Daar staat ze! Het bijna 4 meter hoge bronzen beeld van kunstenaar Thomas J Price, getiteld Moments Contained, is vanmiddag onthuld op het Stationsplein. Stichting Droom en Daad schenkt het kunstwerk aan de stad Rotterdam.— Gemeente Rotterdam (@rotterdam) June 2, 2023
Meer info over het beeld: https://t.co/7ixLwxrgGa pic.twitter.com/IHATeucPW5
Dutch website Manners joked that the mistake was another in a series of attempts by Amsterdam political leaders trying to prevent over-tourism in the capital, after Amsterdam produced a campaign telling British men to stay away from the city, and banned smoking cannabis in the Red Light District. “Not a bad tactic. If dystopian commercials and a smoking ban do not work, you can just let tourists think that Rotterdam is in Amsterdam. Then they will definitely stay away,” Manners wrote.
An erroneous version of the article uploaded to Yahoo News was still online on Wednesday evening. Comments under the article include, “Congratulations for reinforcing stereotypes about Americans! Greetings from Sweden, the capital of Copenhagen.”
Another commenter, Jelle, wrote, “I’ve always wanted to visit Philadelphia 30th Street Station, the largest train station in New York City.”
Another stated, “Nice article I recently visited the Golden Gate Bridge in Sacramento, CA”
The original article was published on Monday, and was corrected on 21Ninety either Tuesday afternoon or Wednesday morning. However, the mistakes remained in the Yahoo News version long enough for the Telegraaf to write about it.

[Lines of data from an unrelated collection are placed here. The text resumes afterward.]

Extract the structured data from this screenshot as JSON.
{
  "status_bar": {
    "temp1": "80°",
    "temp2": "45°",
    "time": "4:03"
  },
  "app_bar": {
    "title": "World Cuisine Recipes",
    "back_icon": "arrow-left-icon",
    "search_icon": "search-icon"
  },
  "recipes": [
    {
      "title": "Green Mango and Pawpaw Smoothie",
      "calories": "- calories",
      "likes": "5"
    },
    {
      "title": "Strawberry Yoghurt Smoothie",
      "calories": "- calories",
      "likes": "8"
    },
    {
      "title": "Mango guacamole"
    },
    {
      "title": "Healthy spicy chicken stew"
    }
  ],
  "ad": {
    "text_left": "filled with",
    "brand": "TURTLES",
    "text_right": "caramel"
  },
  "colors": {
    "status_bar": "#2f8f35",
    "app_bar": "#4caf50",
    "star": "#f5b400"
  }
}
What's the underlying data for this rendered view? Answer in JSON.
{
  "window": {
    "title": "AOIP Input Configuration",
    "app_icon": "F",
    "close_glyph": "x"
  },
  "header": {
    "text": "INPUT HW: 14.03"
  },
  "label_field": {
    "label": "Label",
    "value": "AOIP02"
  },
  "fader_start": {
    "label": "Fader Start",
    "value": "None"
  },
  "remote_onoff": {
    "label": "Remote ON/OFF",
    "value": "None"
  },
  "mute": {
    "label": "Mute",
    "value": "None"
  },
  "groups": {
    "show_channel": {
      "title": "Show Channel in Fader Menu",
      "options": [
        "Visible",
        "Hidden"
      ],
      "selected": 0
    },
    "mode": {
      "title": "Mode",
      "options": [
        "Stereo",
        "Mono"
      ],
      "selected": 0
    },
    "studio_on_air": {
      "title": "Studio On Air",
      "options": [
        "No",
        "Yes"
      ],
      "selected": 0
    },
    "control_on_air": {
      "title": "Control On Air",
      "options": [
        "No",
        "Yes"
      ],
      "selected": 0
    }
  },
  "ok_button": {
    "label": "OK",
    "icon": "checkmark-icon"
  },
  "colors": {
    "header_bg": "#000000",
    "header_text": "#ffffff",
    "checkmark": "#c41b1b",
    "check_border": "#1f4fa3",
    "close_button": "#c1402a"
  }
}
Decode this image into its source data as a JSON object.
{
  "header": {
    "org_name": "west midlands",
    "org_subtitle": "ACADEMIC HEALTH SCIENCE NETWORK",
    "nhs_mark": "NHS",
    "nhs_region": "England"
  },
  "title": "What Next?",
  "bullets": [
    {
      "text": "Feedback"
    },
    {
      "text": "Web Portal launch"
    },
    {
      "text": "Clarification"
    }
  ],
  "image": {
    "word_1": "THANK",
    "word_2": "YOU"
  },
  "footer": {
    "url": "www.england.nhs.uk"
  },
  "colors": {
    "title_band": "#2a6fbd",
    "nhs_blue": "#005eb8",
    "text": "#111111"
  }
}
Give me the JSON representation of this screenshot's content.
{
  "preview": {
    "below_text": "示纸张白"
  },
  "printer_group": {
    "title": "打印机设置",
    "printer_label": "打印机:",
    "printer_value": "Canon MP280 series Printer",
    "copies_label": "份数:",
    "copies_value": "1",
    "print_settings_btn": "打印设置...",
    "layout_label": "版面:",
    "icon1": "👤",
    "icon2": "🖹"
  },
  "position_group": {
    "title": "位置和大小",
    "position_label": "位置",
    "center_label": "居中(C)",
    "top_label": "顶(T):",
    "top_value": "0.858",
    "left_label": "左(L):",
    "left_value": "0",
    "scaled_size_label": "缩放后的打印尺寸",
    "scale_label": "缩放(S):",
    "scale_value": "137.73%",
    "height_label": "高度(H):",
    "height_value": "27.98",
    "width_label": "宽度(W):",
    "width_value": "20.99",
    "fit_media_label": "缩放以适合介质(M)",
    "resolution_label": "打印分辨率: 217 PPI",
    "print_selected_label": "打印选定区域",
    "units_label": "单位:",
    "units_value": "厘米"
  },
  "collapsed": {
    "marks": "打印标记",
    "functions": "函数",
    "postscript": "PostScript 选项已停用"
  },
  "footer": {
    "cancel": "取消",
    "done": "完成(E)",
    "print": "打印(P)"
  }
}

Both Amsterdam broadcaster AT5 and Rotterdam broadcaster Rijnmond also published articles about it on their websites.
The website wrote positively about the statue in general. The statue was acquired by philanthropic organization Droom en Daad, which then donated it to stand at the Rotterdam station, where it has been for about a month. While art critics have written positively about the statue, it has received mixed reviews from Rotterdammers.

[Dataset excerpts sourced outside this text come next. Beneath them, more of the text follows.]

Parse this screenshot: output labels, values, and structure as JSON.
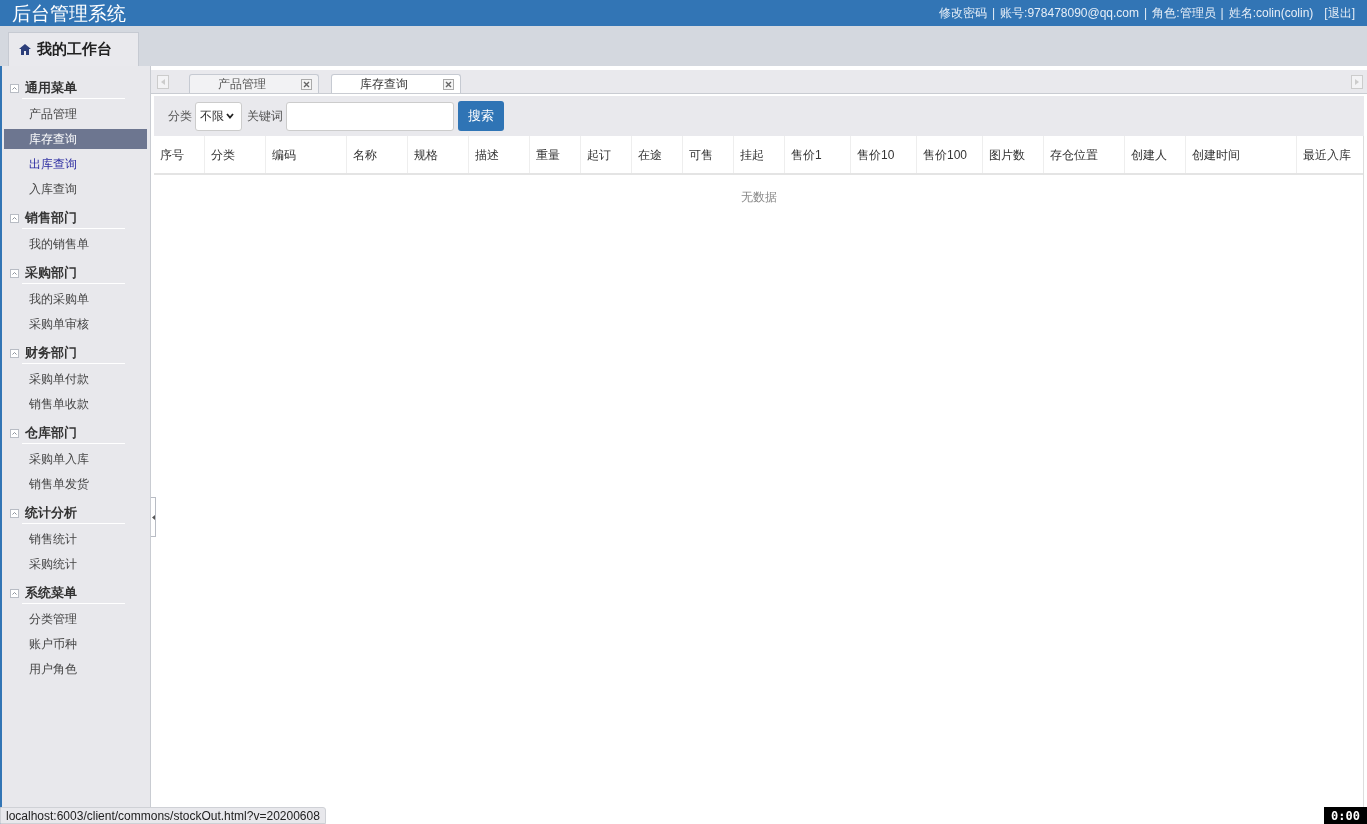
{
  "header": {
    "title": "后台管理系统",
    "links": [
      {
        "kind": "link",
        "text": "修改密码"
      },
      {
        "kind": "sep",
        "text": "|"
      },
      {
        "kind": "text",
        "text": "账号:978478090@qq.com"
      },
      {
        "kind": "sep",
        "text": "|"
      },
      {
        "kind": "text",
        "text": "角色:管理员"
      },
      {
        "kind": "sep",
        "text": "|"
      },
      {
        "kind": "text",
        "text": "姓名:colin(colin)"
      },
      {
        "kind": "link",
        "text": "[退出]"
      }
    ]
  },
  "workbench_tab": {
    "label": "我的工作台"
  },
  "sidebar": {
    "groups": [
      {
        "title": "通用菜单",
        "expanded": true,
        "items": [
          {
            "label": "产品管理",
            "selected": false,
            "hovered": false
          },
          {
            "label": "库存查询",
            "selected": true,
            "hovered": false
          },
          {
            "label": "出库查询",
            "selected": false,
            "hovered": true
          },
          {
            "label": "入库查询",
            "selected": false,
            "hovered": false
          }
        ]
      },
      {
        "title": "销售部门",
        "expanded": true,
        "items": [
          {
            "label": "我的销售单",
            "selected": false,
            "hovered": false
          }
        ]
      },
      {
        "title": "采购部门",
        "expanded": true,
        "items": [
          {
            "label": "我的采购单",
            "selected": false,
            "hovered": false
          },
          {
            "label": "采购单审核",
            "selected": false,
            "hovered": false
          }
        ]
      },
      {
        "title": "财务部门",
        "expanded": true,
        "items": [
          {
            "label": "采购单付款",
            "selected": false,
            "hovered": false
          },
          {
            "label": "销售单收款",
            "selected": false,
            "hovered": false
          }
        ]
      },
      {
        "title": "仓库部门",
        "expanded": true,
        "items": [
          {
            "label": "采购单入库",
            "selected": false,
            "hovered": false
          },
          {
            "label": "销售单发货",
            "selected": false,
            "hovered": false
          }
        ]
      },
      {
        "title": "统计分析",
        "expanded": true,
        "items": [
          {
            "label": "销售统计",
            "selected": false,
            "hovered": false
          },
          {
            "label": "采购统计",
            "selected": false,
            "hovered": false
          }
        ]
      },
      {
        "title": "系统菜单",
        "expanded": true,
        "items": [
          {
            "label": "分类管理",
            "selected": false,
            "hovered": false
          },
          {
            "label": "账户币种",
            "selected": false,
            "hovered": false
          },
          {
            "label": "用户角色",
            "selected": false,
            "hovered": false
          }
        ]
      }
    ]
  },
  "tabs": [
    {
      "label": "产品管理",
      "selected": false
    },
    {
      "label": "库存查询",
      "selected": true
    }
  ],
  "toolbar": {
    "category_label": "分类",
    "category_value": "不限",
    "keyword_label": "关键词",
    "search_button": "搜索"
  },
  "table": {
    "columns": [
      "序号",
      "分类",
      "编码",
      "名称",
      "规格",
      "描述",
      "重量",
      "起订",
      "在途",
      "可售",
      "挂起",
      "售价1",
      "售价10",
      "售价100",
      "图片数",
      "存仓位置",
      "创建人",
      "创建时间",
      "最近入库"
    ],
    "empty_text": "无数据"
  },
  "status_bar": {
    "url": "localhost:6003/client/commons/stockOut.html?v=20200608"
  },
  "timer": "0:00"
}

"It’s nice to see something other than a white man in a suit," said Maada, a 13-year-old in the city, when speaking to the Guardian. "I’ve never seen a bronze woman with normal clothes. It’s nice to recognise something and it’s good to put it in this place where everyone can see it."
"She stands there self-confident, tough, hands in pockets. The knuckles of her fingers are visible through the bulge in the fabric. Combatable," wrote Henk Schaaf in a letter to NRC.
He and several others were frustrated by a piece about the statue written by the newspaper's science columnist, Rosanne Herzberger. She said the statue was "boring," and too mundane, being focused on an ordinary person wearing a Nike and sweatpants. "This work is a product of a social current in which it is enough to be a marginalized party to gain sympathy. Just being a woman, having a disability, wearing a headscarf, a dark skin color or preferably a combination of these is enough to be raised on the shield, and especially in the cultural sector," she wrote.
The statue was unveiled in front of the Rotterdam station by Mayor Ahmed Aboutaleb. It is the third largest train station in the country, according to data provided by Dutch national railway NS. The largest train station in the Netherlands is Utrecht Central Station. Nearly 189,000 passengers depart, arrive, or transfer via the station daily. Amsterdam Central Station hosts 151,000 passengers daily, followed by Rotterdam’s main station, with nearly 89,000 people passing through per day.